Data-as-a-Service (DaaS) platforms handle much of the profiling, cleansing and formatting necessary to prepare data for analysis. So where does that leave data scientists? 

As more companies integrate self-service data preparation into their operations, data scientists will focus more on:

  • Developing statistical models for the layman.
  • Identifying new data sources by referencing the business's objectives.
  • Verifying that business analysts are answering questions effectively.
  • Engaging in trial-and-error statistical modeling.

What do all of these responsibilities look like in practice? 

The Statistical Modeling Consultant

Most business professionals know what sort of questions they're trying to answer. However, very few know how to leverage statistics and mathematics to figure out how they should find those answers. It's possible they may not be asking the right questions, given what they're really trying to discover. 

For example, suppose an HR manager working for an advertising agency wants to figure out why the company frequently churns design talent. What's causing these designers to leave? The manager wants to reference data from exit interviews, quarterly employee satisfaction surveys and email communications between designers and their managers. 

The HR manager uses a DaaS solution to extract, transform and normalize the data sets he wants. Once the data is ready for analysis, he's not completely sure how he should weigh one variable against another. In addition, he may not know how to validate the relationships between those different data sets before he starts crunching the numbers.

This is where the data scientist will enter the picture. She sits down with the HR manager, assesses the data sets he's using to answer his question and formulates a statistical model that defines mathematical relationships between the variables within those data sets. The model will determine how the HR manager will analyze the data. 

Data scientists will spend more time modeling and less time retrieving data. Data scientists will spend more time modeling and less time retrieving data.

Independent Statistical Research 

In the event data scientists do become consultants to both professional analysts and typical business users, it's easy imagine them conducting research on which statistical methods are most helpful to their organizations. Data scientists may take a psuedo-academic approach to this endeavor, pulling seemingly "random" data sets and testing statistical models on a regular basis. 

What will these statistical models look like? It all depends on what sort of information data scientists are trying to reveal. 

Let's revisit the example of the HR manager trying to analyze the graphics department's poor retention rate. He wanted to pull survey data, email communications and exit interview transcripts.

The data scientist may recommend extracting survey responses from both current and previous graphic designers. In addition, she may advise matching individual survey responses with relevant exit interviews.
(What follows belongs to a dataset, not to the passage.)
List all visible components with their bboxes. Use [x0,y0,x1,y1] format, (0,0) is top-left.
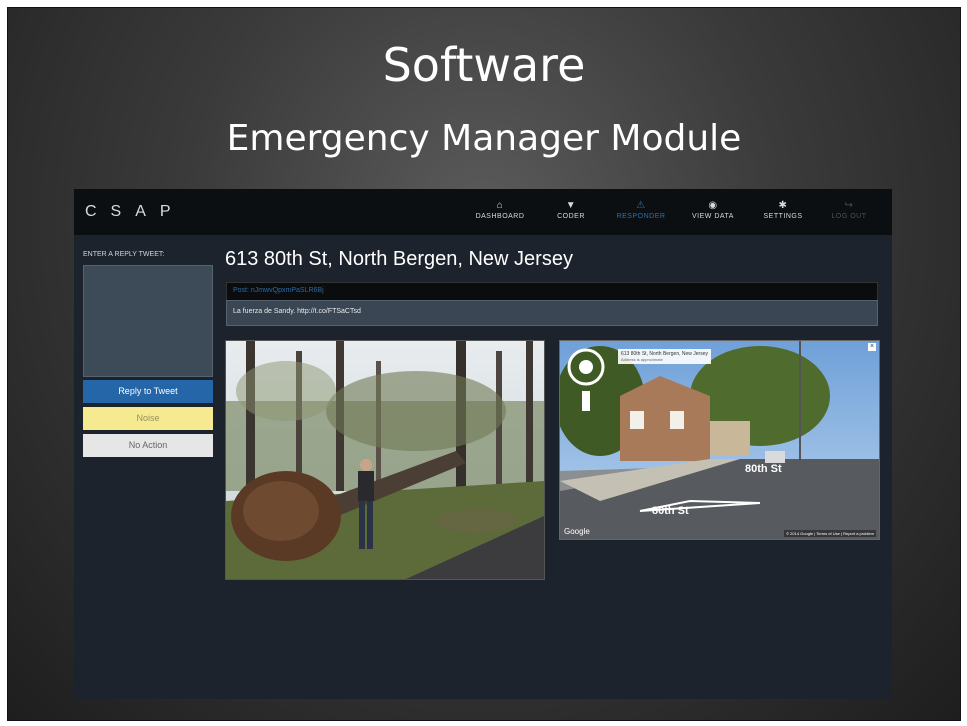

Such measures do not lead to statistical models, but they do guide data preparation.

After preparation concludes, the data scientist could develop a regression model which describes the relationship between the number of clients a designer had and stress indicators such as the number sick days taken within a two-week period. 

Overall, data scientists will focus more on honing their mathematical capabilities than managing data analysis projects. In the example above, the data scientist not only acts as a consultant but also assumes the role of the teacher. All of the mathematical knowledge she utilizes to create statistical models will be passed on to analysts during the consultation process. 

Data scientists will position themselves as consultants for analysts. Data scientists will position themselves as consultants for analysts.

Communicating with DaaS Platforms 

A select few Data-as-a-Service platforms utilize machine learning to combine data sets based on associated characteristics. For example, if one data set lists a warehouse's daily power consumption rate and another data set details that facility's HVAC runtime, an ML program would recognize the relationship between the two data sets: HVAC runtime affects how much power the warehouse consumes. 

However, there may be cases when two data sets are related, but it's not obvious to an ML program.

For instance, an auto manufacturer may want to know whether it produces more spare parts than it needs. An analyst within the company could pull two data sets: one that describes factory production and another that details parts sales. A data scientist could recognize connection and communicate it to the platform.

Here's the exciting thing: Data scientists may be prompted to justify their reasoning to the ML programs so that the latter can learn how to draw conclusions in a similar fashion, and therefore identify relationships between seemingly unrelated datasets. This is an example of how data scientists could be the mediator between business analysts and artificially intelligent applications.